REMARKS BY PRESIDENT McALEESE AT AN IRISH COMMUNITY RECEPTION, MUNICH TUESDAY, 26 FEBRUARY 2008
REMARKS BY PRESIDENT McALEESE AT AN IRISH COMMUNITY RECEPTION, MUNICH TUESDAY, 26 FEBRUARY 2008
Dia dhíbh go léir. Tá an-áthas orainn bheith anseo libh tráthnona.
Thank you Ambassador and also, now that we’re in Munich, a big thanks to our hard-working Honorary Consul, Herr Erich Lejeune.
Martin and I are delighted to attend this evening’s reception and to meet members of the Irish community in Bavaria, your German friends and members of Irish-German Associations from across Germany.

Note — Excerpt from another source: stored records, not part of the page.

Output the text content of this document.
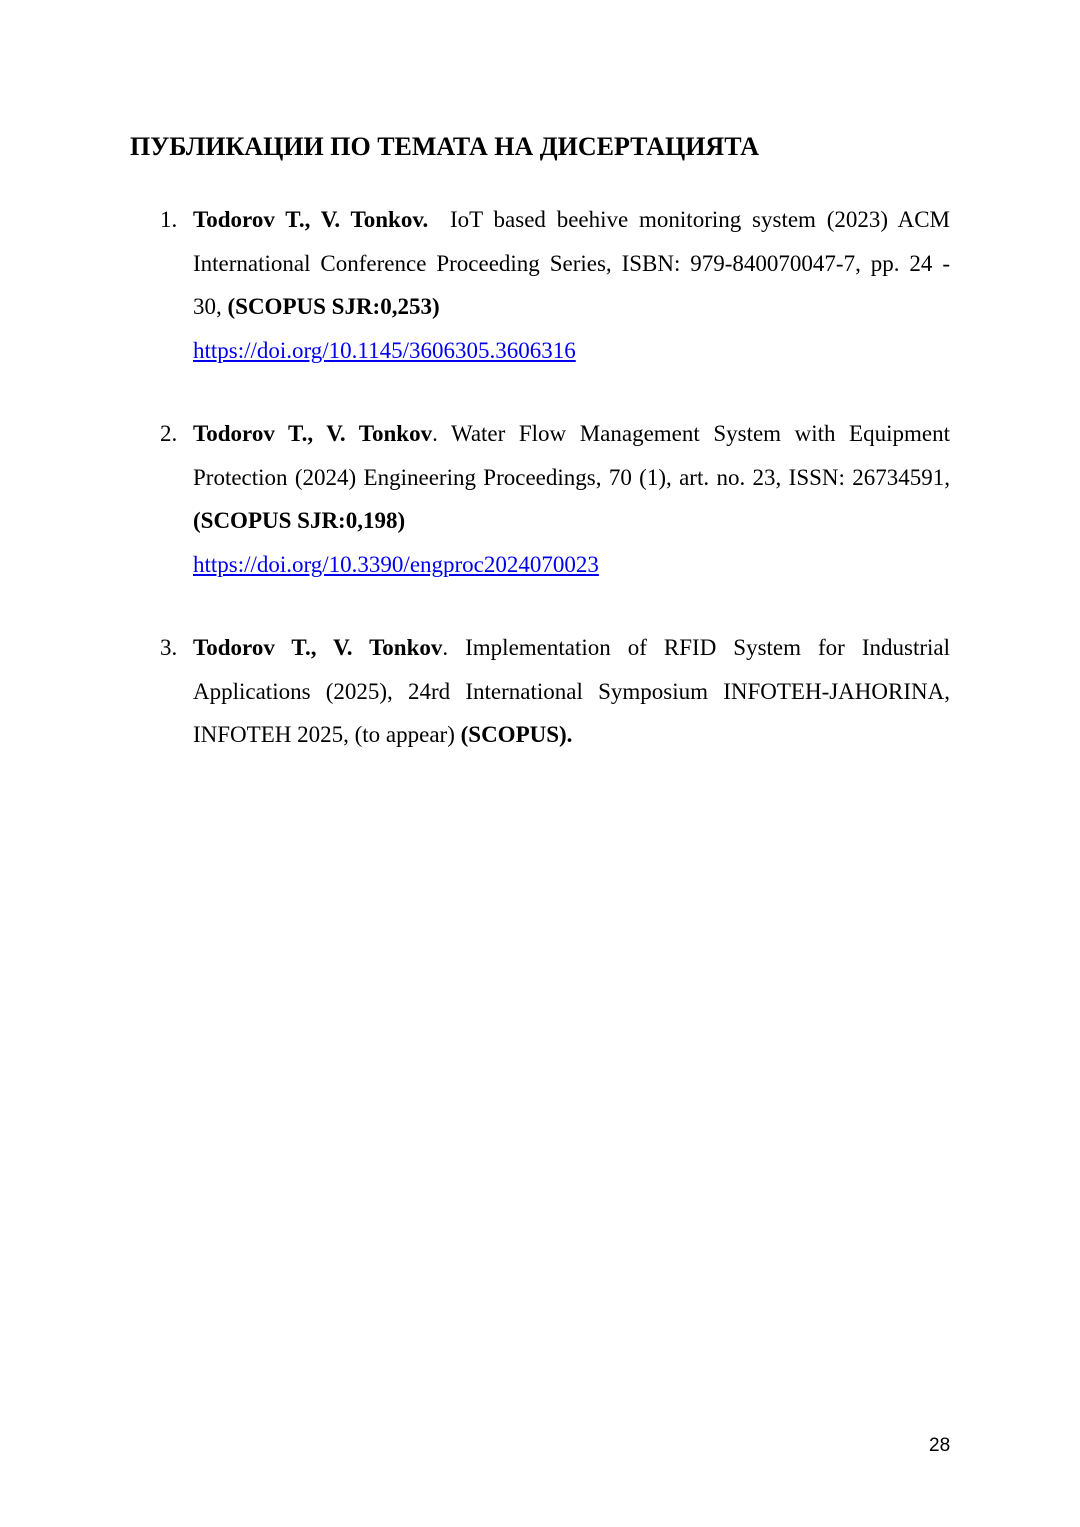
ПУБЛИКАЦИИ ПО ТЕМАТА НА ДИСЕРТАЦИЯТА
1. Todorov T., V. Tonkov. IoT based beehive monitoring system (2023) ACM International Conference Proceeding Series, ISBN: 979-840070047-7, pp. 24 - 30, (SCOPUS SJR:0,253)
https://doi.org/10.1145/3606305.3606316
2. Todorov T., V. Tonkov. Water Flow Management System with Equipment Protection (2024) Engineering Proceedings, 70 (1), art. no. 23, ISSN: 26734591, (SCOPUS SJR:0,198)
https://doi.org/10.3390/engproc2024070023
3. Todorov T., V. Tonkov. Implementation of RFID System for Industrial Applications (2025), 24rd International Symposium INFOTEH-JAHORINA, INFOTEH 2025, (to appear) (SCOPUS).
28
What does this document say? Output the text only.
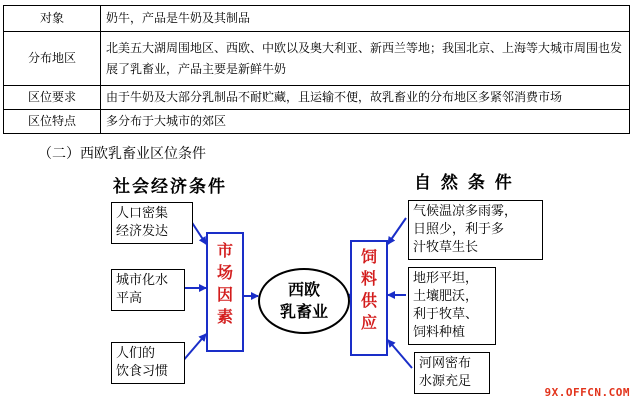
对象	奶牛，产品是牛奶及其制品
分布地区	北美五大湖周围地区、西欧、中欧以及奥大利亚、新西兰等地；我国北京、上海等大城市周围也发展了乳畜业，产品主要是新鲜牛奶
区位要求	由于牛奶及大部分乳制品不耐贮藏，且运输不便，故乳畜业的分布地区多紧邻消费市场
区位特点	多分布于大城市的郊区
（二）西欧乳畜业区位条件
社会经济条件	自 然 条 件
人口密集
经济发达
城市化水
平高
人们的
饮食习惯
市
场
因
素
西欧
乳畜业
饲
料
供
应
气候温凉多雨雾，
日照少，利于多
汁牧草生长
地形平坦，
土壤肥沃，
利于牧草、
饲料种植
河网密布
水源充足
9X.OFFCN.COM
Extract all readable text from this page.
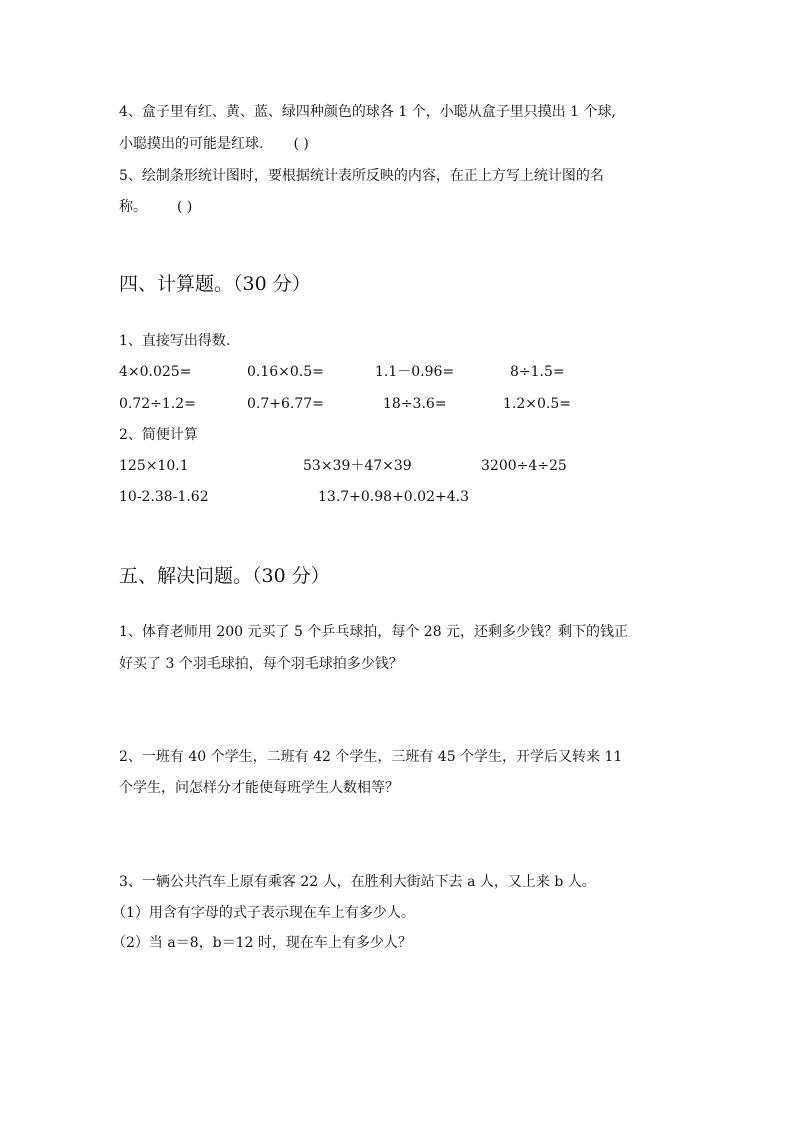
4、盒子里有红、黄、蓝、绿四种颜色的球各 1 个，小聪从盒子里只摸出 1 个球,
小聪摸出的可能是红球. ( )
5、绘制条形统计图时，要根据统计表所反映的内容，在正上方写上统计图的名
称。 ( )
四、计算题。（30 分）
1、直接写出得数.
4×0.025=	0.16×0.5=	1.1－0.96=	8÷1.5=
0.72÷1.2=	0.7+6.77=	18÷3.6=	1.2×0.5=
2、简便计算
125×10.1	53×39＋47×39	3200÷4÷25
10-2.38-1.62	13.7+0.98+0.02+4.3
五、解决问题。（30 分）
1、体育老师用 200 元买了 5 个乒乓球拍，每个 28 元，还剩多少钱？剩下的钱正
好买了 3 个羽毛球拍，每个羽毛球拍多少钱？
2、一班有 40 个学生，二班有 42 个学生，三班有 45 个学生，开学后又转来 11
个学生，问怎样分才能使每班学生人数相等？
3、一辆公共汽车上原有乘客 22 人，在胜利大街站下去 a 人，又上来 b 人。
（1）用含有字母的式子表示现在车上有多少人。
（2）当 a＝8，b＝12 时，现在车上有多少人？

Munich can lay claim to be Germany’s Irish capital city for, not alone has it a large Irish population, but there are formidably strong, cultural and business ties between Bavaria and Ireland. Those ties did not happen by accident but by dint of the hard work of Bavaria’s Irish community and in particular the German-Irish Friendship Association in Bavaria. I know that you invest in that friendship because of the great love you have for both countries, both peoples and that none of this work is done for thanks or recognition. But it is only right on this visit that I say a huge thank you to you and to all members of other Irish clubs and societies represented here this evening, from Bonn, Düsseldorf, Friedberg, Frankfurt and Stuttgart. What you do is greatly valued in Ireland for you spread and strengthen the net of friendship, you open us up to one another, explain our cultures and characters in such effective and immediate ways - you make us friends, keep us friends and as partners together in the European Union now more than ever it is crucial that our shared citizenship is expressed in such intimate and real ways.
Word of Munich’s fantastic St Patrick’s Day parade, one of the largest in Europe, has spread far and wide! I know that organising such a parade is a massive undertaking and calls for an army of volunteers. It is a unique showcase of Irish culture and a showcase too of Irish-German camaraderie so to the members of the organising committee and all the volunteers and sponsors a warm thank you.
Of course we know that the Irish reserve their greatest passion for sport and Munich’s renown in Irish sports circles for its GAA and soccer clubs is helped by names like Colmcilles GAA Club and the Irish Rovers Football Club! And just as Ireland itself is today home to many nationalities so your clubs are “international” but with “a strong Irish heart”. Through you Ireland, her sports and her culture are offered as a gift and a welcome to a much wider public and to new generations. You bring enjoyment, fun, skill and I hope lots of successes.
I have also been hearing about the extent to which Munich’s thriving Irish traditional music and dance scene includes so many talented Bavarian performers, including Nike Dünnwald who played so beautifully earlier. Music and dance are the most shareable of things and it is really heartening to see that Bavaria is writing its own chapter in the history of Irish music and dance. And a few other things Irish besides, for I hear Munich will also host a special Bloomsday celebration later this year with the addition of Weisswurst, to the traditional Bloomsday breakfast, hopefully as a much more appetising substitute for the less appealing, grilled mutton kidney to which Leopold Bloom was so addicted and which was said “gave to his palate a fine tang of faintly scented urine”.
We can see all around us the evidence of so many contemporary German-Irish interactions but we are in fact simply another generation adding its layer of history to a story that goes back centuries. In the city of Würzburg tomorrow I will walk in the steps of the Irish saints and scholars Killian, Totnan and Kolonat who, though martyred there more than 1,300 years, left a legacy that profoundly shaped the region and lives on even today.
What is fascinating is the extent to which the relationship between Ireland and Bavaria has been driven in every century by personalities, by individuals rather than events. You are part of a long tradition of hand-to-hand, heart-to-heart friendships that have made of us, Irish and Bavarian friends, neighbours, colleagues, partners. Our Bavarian/Irish children are fortunate to draw from two deep wells of heritage. They are doubly blessed and they are uniquely privileged to be growing up as citizens of a shared European Union which is a bulwark of peace, prosperity and partnership in an otherwise troubled world.
Martin and I have been so overwhelmed by the welcome we have been given here. I thank you for being such great ambassadors for Ireland here in Bavaria and for Bavaria in Ireland and I thank our own Irish Ambassador, his wife and staff for making all of us feel so at home in each others’ company on this lovely and special evening. Thank you all for coming.
Go n-éirí go geal libh ‘s go raibh míle, míle maith agaibh.